A lot of it has to do with a lack of time off. I’m always terrified of using my days off for fear something will happen and I’ll need them to be sick or to go to the National Institutes of Health. That's just part of the reality of living with Hermansky-Pudlak Syndrome, if you're experiencing any complications. I miss sometimes a half a day or more of work just going to a regular doctor’s appointment – and there are times when I have to do that every few weeks. (Thank God this spring hasn’t been one of them.) What if I get into the drug trial and have to travel four times a year to NIH? There goes almost four weeks a year, including travel time, and that’s before I’ve had a single cold or done anything for the HPS Network, or had even a holiday off.

This is a tough issue because I don’t think family understands. My mom lives in Germany. My dad lives in Colorado Springs. My maternal grandmother lives in Wichita and my paternal grandmother lives in Delaware. My brother lives in Washington. And, we’re not even getting into my aunts, or visiting friends from college etc. Everyone wants me to visit, and everyone seems to get their feelings hurt when I don’t come, or go to see another part of the family etc.

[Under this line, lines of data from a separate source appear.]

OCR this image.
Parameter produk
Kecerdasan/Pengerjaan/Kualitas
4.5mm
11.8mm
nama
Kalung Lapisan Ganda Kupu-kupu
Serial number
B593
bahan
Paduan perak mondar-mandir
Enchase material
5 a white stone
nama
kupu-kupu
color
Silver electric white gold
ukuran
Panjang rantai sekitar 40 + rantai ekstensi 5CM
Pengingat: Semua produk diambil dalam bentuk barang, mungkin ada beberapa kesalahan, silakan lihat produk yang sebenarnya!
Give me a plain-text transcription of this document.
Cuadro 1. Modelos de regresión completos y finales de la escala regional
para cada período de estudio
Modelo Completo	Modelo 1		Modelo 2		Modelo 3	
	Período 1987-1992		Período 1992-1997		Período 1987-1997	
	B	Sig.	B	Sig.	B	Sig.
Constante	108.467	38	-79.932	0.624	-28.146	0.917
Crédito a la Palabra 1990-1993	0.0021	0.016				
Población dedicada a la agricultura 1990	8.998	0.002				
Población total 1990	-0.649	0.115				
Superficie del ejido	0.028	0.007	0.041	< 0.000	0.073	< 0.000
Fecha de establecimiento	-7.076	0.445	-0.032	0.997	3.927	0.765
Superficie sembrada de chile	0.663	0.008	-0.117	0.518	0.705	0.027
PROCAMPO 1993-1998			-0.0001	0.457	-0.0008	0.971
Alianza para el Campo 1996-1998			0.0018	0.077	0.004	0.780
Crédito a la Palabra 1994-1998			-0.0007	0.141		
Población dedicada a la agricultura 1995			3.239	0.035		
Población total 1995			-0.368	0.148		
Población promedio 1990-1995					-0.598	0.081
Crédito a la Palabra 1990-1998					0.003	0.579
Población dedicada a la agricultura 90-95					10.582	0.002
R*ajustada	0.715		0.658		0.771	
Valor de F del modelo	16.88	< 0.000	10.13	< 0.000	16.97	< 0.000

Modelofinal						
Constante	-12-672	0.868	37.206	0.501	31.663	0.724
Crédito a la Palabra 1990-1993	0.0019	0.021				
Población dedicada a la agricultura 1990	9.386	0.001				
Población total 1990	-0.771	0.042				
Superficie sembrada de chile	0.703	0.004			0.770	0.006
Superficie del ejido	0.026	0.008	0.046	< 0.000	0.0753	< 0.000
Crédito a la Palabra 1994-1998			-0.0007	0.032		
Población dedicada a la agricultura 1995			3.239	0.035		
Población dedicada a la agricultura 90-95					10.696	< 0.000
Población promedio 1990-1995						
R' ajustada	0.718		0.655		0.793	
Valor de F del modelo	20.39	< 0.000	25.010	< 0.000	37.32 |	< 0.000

I’ve used quite a bit of my vacation time to do things for the HPS Network – and sometimes I wonder if family resents that. Again, I think it’s something they don’t always understand. Having a rare disease means treatment doesn’t just consist of going to the doctor. You’ve got to advocate for the research funding. You’ve got to push the drug company. You’ve got to work the politics to get the resources to keep things moving forward. You’ve got to network with the other patients. You’ve got to recruit people for the trials yourselves. You’ve got to read the medical journal articles to know what might help, and where to move next. There is no staff to do it. All that is just as much of my treatment as going to a doctor’s appointment. If I don’t do it, I might as well sit around and wait to die. I just don’t have the personality for that. I can’t cope if I don’t do something, or at least know it’s getting done.

Donna Appell asked me last week if I’d go to the Genetic Alliance meeting at the end of July. I think I can do it and only burn one vacation day.

“I’m worried about using all your days,” she said. “You need a vacation too.”

No doubt, but right now I’m so worried about the trial recruitment and several other things that I couldn’t relax if I did have a vacation. I can’t afford to go anywhere anyway. And, when the odd occasion arises that I do get a few days off, I invariably get depressed for at least part of them.

What I need is several months off just do deal with the psychological crap I’ve been through these past few years. But, that isn’t going to happen. So, having a few days off would probably only serve to open the Pandora’s box, yet not really give me enough time to process or do much about any of it. I’d be better off working on the cure than sitting around trying to relax.

This past week all my co-workers were sitting around comparing notes about what they plan to do for their vacations. I did feel angry and frustrated. Not at them, but just at this wacky reality that is my life.